Charles-Louis avait réglé sa succession dans le testament dont nous avons déjà parlé : « Nous ordonnons et voulons en premier lieu que nos joyaux, peintures, chevaux, artillerie, munitions de guerre, bibliothèque et tous autres meubles qui nous sont avenus et arrivés de feu nos ancêtres ou que nous avons acquis ailleurs, quelque nom qu’ils puissent avoir, appartiendront et demeureront, en tant que nous n’en avons pas disposé ou que nous n’en disposerons pas autrement, à notre fils et successeur Électoral, et après son décès à ses hoirs mâles, et au défaut d’eux à ses filles, et lors qu’il n’y en aura point à sa sœur germaine, notre fille Elisabeth-Charlotte et à ses hoirs. Excepté néanmoins la bibliothèque, artillerie et munitions de guerre, qui demeureront à la maison Electorale. »

Le testament assurait encore à Liselotte sa dot, sa part « d’ameublemens »

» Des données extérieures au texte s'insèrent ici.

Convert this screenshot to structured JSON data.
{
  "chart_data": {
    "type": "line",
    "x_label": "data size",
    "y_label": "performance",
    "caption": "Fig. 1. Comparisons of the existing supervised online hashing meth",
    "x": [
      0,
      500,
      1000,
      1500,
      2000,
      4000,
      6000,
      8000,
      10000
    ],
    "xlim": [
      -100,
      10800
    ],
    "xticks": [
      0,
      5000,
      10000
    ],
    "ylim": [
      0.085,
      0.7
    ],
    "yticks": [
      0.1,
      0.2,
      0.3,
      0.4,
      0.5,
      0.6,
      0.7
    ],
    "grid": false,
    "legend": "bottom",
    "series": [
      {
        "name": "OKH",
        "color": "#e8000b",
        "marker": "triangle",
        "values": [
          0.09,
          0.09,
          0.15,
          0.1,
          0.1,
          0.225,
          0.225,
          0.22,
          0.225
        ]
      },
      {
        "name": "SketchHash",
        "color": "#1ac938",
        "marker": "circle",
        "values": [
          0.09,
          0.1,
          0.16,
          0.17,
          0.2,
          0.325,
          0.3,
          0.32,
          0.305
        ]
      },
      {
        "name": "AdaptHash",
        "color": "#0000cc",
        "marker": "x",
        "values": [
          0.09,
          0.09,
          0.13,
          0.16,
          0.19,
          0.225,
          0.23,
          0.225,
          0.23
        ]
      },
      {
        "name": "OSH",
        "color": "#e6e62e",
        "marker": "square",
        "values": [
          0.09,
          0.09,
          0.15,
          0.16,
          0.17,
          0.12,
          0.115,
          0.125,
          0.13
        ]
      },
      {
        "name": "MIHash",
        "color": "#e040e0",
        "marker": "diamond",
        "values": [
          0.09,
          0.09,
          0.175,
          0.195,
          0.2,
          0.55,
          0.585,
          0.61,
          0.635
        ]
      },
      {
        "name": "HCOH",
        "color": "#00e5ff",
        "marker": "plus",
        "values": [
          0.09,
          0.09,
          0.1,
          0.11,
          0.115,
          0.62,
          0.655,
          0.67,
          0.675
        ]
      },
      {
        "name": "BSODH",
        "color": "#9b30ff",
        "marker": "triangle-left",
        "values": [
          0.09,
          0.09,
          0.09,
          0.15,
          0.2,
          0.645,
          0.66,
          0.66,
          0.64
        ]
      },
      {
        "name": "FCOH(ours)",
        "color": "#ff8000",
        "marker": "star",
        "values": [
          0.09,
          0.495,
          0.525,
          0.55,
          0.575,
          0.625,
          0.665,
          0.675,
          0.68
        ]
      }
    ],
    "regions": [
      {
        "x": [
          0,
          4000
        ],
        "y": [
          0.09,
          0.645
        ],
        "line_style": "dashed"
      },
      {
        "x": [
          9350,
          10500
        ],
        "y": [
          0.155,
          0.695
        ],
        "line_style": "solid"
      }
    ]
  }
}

  1. A. N., K. 542, no 9. Voyez le texte complet dans la Revue du 15 août 1907, p. 809. — En quoi consistaient au juste les « allodiaux ? » La question est très difficile ; le mot allodial avait plusieurs sens, selon les pays et les époques. En France et au XVIIe siècle, l’expression d’allodiaux désignait généralement les « francs-alleux, » c’est-à-dire les terres exemptes de droits seigneuriaux. Mais elle avait aussi désigné plus anciennement l’ensemble des biens compris dans la succession, ou ceux que le propriétaire du moment avait recueillis par succession, et Louis XIV cherchait à tirer parti de ces deux derniers sens. (Cf. le Recueil des instructions données aux ambassadeurs, etc., publié par le ministère des Affaires étrangères : Bavière, Palatinat, Deux-Ponts, éd. par A. Lebon ; p. 395 et 401. — Paris, 1889). En Allemagne, il existait des formes d’allodiaux que nous n’avions pas en France ; de là des complications à l’infini.